Overall, Bitcoin is now down more than five percent in the last 24 hours—its first daily loss in more than two weeks. Despite this sudden loss, Bitcoin has still put on an impressive performance in the second half of July and is still up 11% in the last week and 21.9% in the last month.
Bitcoin trading volume has also been climbing since early July and has now almost doubled in the last month. Around $30 billion Bitcoin now changes hands each day. To put this into perspective, the current Bitcoin trading volume is more than double that seen at the height of the 2017 bull run—a time when Bitcoin reached its all-time highest value of over $20,000.

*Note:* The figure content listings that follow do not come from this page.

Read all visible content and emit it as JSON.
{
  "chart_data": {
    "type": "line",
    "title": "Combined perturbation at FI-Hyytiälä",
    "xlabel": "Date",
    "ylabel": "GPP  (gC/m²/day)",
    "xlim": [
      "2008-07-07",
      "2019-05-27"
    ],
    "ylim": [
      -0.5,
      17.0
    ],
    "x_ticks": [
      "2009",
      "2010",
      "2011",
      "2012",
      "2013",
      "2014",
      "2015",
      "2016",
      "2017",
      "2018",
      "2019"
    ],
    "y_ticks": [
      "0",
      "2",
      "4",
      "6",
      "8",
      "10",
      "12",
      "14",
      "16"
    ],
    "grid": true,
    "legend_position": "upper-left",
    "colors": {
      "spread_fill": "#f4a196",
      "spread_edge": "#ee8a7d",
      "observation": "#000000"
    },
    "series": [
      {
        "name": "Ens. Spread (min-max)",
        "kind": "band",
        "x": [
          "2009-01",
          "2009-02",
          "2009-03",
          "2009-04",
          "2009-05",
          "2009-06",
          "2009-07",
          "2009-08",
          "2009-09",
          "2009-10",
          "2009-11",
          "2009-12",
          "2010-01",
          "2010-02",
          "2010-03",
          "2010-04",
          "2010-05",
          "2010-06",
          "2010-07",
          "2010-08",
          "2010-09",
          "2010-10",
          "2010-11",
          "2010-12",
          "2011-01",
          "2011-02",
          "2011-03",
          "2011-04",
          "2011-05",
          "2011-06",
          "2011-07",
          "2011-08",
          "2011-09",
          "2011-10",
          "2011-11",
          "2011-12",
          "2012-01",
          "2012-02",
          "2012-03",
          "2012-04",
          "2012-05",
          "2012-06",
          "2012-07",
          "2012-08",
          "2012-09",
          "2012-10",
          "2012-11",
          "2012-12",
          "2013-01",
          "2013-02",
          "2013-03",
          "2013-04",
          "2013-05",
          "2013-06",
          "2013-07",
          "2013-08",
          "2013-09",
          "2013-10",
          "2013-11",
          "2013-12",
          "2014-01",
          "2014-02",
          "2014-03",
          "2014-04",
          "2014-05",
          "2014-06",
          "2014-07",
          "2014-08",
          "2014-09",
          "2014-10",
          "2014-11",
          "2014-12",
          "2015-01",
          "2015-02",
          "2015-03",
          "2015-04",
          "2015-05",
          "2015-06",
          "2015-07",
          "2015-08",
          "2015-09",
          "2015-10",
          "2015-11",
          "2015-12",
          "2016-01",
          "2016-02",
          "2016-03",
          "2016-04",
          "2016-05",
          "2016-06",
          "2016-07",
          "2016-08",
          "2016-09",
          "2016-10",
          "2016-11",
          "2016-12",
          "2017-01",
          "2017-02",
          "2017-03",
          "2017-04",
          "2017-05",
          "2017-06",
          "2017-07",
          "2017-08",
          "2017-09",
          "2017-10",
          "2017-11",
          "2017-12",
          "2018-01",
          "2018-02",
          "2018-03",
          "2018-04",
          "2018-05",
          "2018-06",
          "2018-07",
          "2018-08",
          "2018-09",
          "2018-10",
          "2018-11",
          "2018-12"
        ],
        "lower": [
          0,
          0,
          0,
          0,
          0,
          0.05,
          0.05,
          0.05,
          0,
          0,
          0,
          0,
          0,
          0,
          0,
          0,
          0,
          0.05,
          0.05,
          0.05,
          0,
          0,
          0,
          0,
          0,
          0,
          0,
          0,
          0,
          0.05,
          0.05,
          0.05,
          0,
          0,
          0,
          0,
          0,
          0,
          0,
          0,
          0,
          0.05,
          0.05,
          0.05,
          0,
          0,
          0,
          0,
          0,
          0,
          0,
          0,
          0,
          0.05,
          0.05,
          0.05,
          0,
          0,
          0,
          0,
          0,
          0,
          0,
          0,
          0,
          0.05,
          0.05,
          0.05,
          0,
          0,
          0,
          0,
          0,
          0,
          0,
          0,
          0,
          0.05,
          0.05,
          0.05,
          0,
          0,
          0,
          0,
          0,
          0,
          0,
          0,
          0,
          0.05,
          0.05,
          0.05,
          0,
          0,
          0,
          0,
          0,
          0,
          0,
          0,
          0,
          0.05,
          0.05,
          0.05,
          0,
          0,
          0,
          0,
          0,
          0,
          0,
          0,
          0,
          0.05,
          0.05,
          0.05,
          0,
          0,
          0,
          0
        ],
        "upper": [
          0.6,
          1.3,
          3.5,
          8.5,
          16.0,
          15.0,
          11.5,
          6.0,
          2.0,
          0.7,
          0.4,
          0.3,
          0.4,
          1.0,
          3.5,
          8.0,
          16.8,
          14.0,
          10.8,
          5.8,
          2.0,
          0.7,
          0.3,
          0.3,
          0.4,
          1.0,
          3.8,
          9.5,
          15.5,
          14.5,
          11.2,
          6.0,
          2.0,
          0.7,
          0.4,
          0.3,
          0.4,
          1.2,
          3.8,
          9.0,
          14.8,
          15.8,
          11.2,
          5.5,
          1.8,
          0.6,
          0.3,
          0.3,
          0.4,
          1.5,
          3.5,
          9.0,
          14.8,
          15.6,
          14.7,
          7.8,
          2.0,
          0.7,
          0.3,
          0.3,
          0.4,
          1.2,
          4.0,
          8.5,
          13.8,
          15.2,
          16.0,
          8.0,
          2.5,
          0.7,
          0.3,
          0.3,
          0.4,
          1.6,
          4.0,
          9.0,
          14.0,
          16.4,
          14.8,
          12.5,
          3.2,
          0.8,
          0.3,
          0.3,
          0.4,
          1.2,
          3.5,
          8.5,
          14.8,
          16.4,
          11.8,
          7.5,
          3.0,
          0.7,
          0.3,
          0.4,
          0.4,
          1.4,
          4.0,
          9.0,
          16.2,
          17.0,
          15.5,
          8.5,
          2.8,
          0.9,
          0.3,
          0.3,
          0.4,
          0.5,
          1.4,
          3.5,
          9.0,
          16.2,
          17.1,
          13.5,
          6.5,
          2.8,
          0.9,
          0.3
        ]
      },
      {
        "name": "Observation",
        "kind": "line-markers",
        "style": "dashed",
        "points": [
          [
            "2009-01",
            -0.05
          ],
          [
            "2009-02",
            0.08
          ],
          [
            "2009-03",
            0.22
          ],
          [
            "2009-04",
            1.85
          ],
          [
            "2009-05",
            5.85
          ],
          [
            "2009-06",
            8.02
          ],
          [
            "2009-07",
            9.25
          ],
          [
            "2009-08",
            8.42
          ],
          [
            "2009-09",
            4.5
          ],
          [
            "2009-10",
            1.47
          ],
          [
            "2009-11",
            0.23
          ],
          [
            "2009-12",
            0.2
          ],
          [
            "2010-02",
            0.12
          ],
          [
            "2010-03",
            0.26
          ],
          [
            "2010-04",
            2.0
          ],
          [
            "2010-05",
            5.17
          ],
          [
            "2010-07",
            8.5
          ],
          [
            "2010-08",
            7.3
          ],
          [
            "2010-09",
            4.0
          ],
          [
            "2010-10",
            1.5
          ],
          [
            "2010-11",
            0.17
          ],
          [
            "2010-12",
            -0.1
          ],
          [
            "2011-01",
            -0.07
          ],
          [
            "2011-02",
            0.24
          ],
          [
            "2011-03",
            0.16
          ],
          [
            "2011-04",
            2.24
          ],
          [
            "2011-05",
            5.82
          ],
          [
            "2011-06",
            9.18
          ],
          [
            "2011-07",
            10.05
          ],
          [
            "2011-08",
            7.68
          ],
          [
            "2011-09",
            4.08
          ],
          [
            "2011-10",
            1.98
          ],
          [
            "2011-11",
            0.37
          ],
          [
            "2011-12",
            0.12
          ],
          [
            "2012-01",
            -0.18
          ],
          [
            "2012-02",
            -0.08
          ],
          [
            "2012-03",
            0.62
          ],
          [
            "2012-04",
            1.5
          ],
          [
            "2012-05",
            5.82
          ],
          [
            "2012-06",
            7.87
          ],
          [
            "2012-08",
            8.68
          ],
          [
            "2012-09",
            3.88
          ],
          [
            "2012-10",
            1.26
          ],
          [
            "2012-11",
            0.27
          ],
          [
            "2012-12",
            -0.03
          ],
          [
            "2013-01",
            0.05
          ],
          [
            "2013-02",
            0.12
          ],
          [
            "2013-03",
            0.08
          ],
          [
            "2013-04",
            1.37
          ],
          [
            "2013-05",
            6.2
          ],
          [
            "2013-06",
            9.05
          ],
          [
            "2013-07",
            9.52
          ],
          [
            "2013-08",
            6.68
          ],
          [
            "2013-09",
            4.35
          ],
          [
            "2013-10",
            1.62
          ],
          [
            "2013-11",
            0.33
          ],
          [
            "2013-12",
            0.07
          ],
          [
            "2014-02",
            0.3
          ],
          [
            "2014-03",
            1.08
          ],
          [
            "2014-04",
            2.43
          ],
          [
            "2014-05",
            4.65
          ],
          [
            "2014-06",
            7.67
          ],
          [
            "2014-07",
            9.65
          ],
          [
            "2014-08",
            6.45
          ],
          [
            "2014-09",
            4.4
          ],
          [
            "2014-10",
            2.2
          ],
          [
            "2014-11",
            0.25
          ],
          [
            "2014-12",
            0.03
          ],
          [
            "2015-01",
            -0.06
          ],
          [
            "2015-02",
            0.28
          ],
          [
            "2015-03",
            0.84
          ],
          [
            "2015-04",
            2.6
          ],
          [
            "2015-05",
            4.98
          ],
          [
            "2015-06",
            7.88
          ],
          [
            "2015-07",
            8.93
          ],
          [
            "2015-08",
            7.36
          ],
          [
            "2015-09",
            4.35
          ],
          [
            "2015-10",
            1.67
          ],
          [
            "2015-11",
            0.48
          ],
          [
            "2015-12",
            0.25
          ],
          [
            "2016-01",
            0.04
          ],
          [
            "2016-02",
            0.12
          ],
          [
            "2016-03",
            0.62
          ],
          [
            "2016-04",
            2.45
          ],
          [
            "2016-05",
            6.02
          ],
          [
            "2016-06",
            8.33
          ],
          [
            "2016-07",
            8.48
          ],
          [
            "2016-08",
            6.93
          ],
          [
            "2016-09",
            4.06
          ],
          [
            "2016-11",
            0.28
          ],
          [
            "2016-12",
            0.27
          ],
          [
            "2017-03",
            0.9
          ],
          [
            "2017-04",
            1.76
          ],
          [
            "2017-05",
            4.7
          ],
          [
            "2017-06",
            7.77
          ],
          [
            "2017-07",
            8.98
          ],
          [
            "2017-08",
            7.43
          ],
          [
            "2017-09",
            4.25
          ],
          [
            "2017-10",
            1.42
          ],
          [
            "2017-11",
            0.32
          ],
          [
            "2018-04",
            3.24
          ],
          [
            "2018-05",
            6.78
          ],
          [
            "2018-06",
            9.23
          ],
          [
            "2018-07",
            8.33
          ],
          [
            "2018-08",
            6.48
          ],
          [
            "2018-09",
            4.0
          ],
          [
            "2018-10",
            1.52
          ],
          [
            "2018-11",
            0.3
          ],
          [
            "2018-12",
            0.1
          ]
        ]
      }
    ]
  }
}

The sudden sell-off doesn’t appear to have changed the overall bullish sentiment in the market. According to BTCtools‘ Bitcoin (BTC) Shorts vs Longs distribution chart, the vast majority (82.6%) of open interest for Bitcoin is long, whereas just 17.4% is short. Likewise, Alternative.me’s Crypto Fear & Greed Index is currently at its highest value in more than a year at 80—indicating a state of extreme greed in the market.
Although it is currently uncertain what caused today’s $1,000 sell-off, it may have been triggered by a wave of automated liquidations. According to a recent Binance notice, a single user placed a large number of orders on its BTCUSD 0925 Quarterly Futures contract, creating a sudden wick up to almost $100,000.
Binance says this wick didn’t cause any liquidations on its future trading platform, but it may have affected those aggregating values across multiple markets using a trading bot—a tool used to trade multiple exchanges and/or markets simultaneously.
The views and opinions expressed by the author are for informational purposes only and do not constitute financial, investment, or other advice.